The Fallacy of the Data Scientist's Venn Diagram
Practical walkthroughs on machine learning, data exploration and finding insight.
Originally published on Linkedin
Well, fallacy may be a strong word, how about incomplete? I’m talking about the Venn diagram that depicts the skills needed to be a data scientist. I think Drew Conway was the first to draw this and, since, hundreds of variations have followed. The one here is pretty close to the first one I saw.
It broke down the job into three distinct skills: data, statistics, and programming. I always liked that one. I never considered myself best at any one but certainly good enough at all three. As a new entrant in the field, such chart gave me the hope and courage that I could make it.
Today, after a few years as a data scientist, this is how I would draw it:
Not as symmetrical as the original and a big shift in responsibilities!
Data Scientists Are Always Selling
Data scientists are always selling and I have been selling since day one. This isn’t by choice or as a natural progression up the career ladder, but because its a brand new field that is continuously reinventing itself.
I’ve been a data science team founder, consultant, trainer, mentor, etc, all the while producing work described in the three original circles. If you’ve been at it for a few years, you’re top leadership, willingly or unwillingly. I’ve worked in environments where my customer sat 3 cubicles down all the way to those across the country spending 100k to kick-start their own data science team.
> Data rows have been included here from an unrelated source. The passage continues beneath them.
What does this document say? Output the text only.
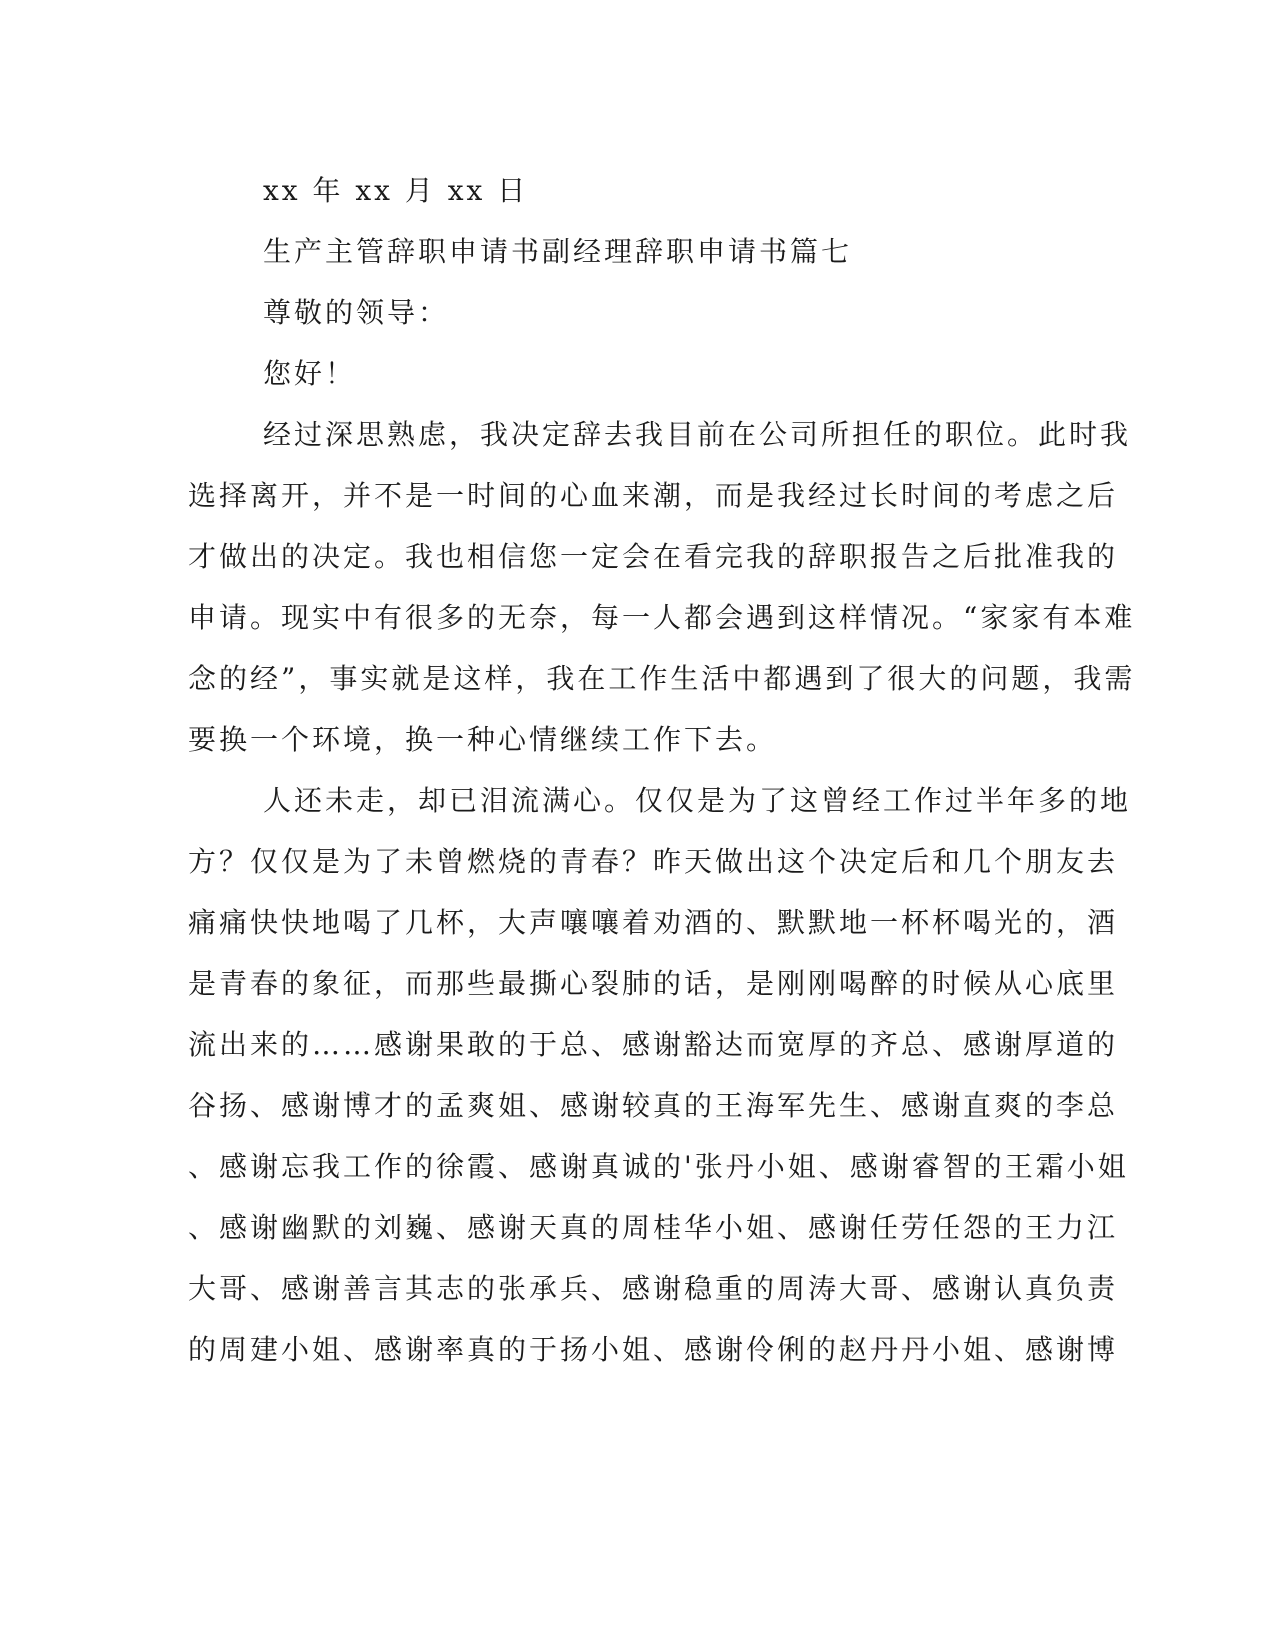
xx 年 xx 月 xx 日
生产主管辞职申请书副经理辞职申请书篇七
尊敬的领导：
您好！
经过深思熟虑，我决定辞去我目前在公司所担任的职位。此时我
选择离开，并不是一时间的心血来潮，而是我经过长时间的考虑之后
才做出的决定。我也相信您一定会在看完我的辞职报告之后批准我的
申请。现实中有很多的无奈，每一人都会遇到这样情况。“家家有本难
念的经”，事实就是这样，我在工作生活中都遇到了很大的问题，我需
要换一个环境，换一种心情继续工作下去。
人还未走，却已泪流满心。仅仅是为了这曾经工作过半年多的地
方？仅仅是为了未曾燃烧的青春？昨天做出这个决定后和几个朋友去
痛痛快快地喝了几杯，大声嚷嚷着劝酒的、默默地一杯杯喝光的，酒
是青春的象征，而那些最撕心裂肺的话，是刚刚喝醉的时候从心底里
流出来的……感谢果敢的于总、感谢豁达而宽厚的齐总、感谢厚道的
谷扬、感谢博才的孟爽姐、感谢较真的王海军先生、感谢直爽的李总
、感谢忘我工作的徐霞、感谢真诚的'张丹小姐、感谢睿智的王霜小姐
、感谢幽默的刘巍、感谢天真的周桂华小姐、感谢任劳任怨的王力江
大哥、感谢善言其志的张承兵、感谢稳重的周涛大哥、感谢认真负责
的周建小姐、感谢率真的于扬小姐、感谢伶俐的赵丹丹小姐、感谢博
The selling never abates.
We’ll start with the obvious - selling to the customer is a big one! You have to convince them to hire your services, this means explaining what data science can do for their needs and sometimes what data science is. External or internal customers, same deal. They know about their problems, but don’t always know what a machine learning or AI solution would look like. Once you have done your due diligence, built a model, you have to convince them to actually use what they paid for (yes, this does happen).
Then you have to explain it all over again with actual field users - they’re rarely involved in the development phase. You need to work with them using a different language. They’re the ones that will say ‘there goes my job’ in a joking but nervous tone. Besides explaining how it works, you need to reassure them it won’t take their job away but instead make them much, much better at it. All that is selling…
But it doesn’t end there, far from it. Internally, the job requires many tools. They change all the time - few know how to use them, fewer know how to interpret them, and even less know how to ply them into practical working pipelines. For that reason, we’re always called to explain, justify, breakdown the choices made in order to convince co-workers, managers, the C-suite, etc. about what the heck is going on here. This is actually a serious responsibility. What tools and techniques you advocate will invariably affect a department’s or company’s business analytics, warehousing practices, web-serving platforms and even who will be hired/laid off next. More selling…
And finally, we are continuously selling to ourselves - from the right to be called a Data Scientist, the need to defend the title, convincing oneself that we can keep up with the Cambrian explosion of tools and techniques (think feature engineering in the age of deep neural networks, or relational databases in the age of distributed computing, and all things open source). Harder to sell, but I do it all the time, is telling myself that I am clever enough to stay a step ahead of AI and its potentially nefarious effect on my profession, the people I work for, and the world. Selling, selling, selling.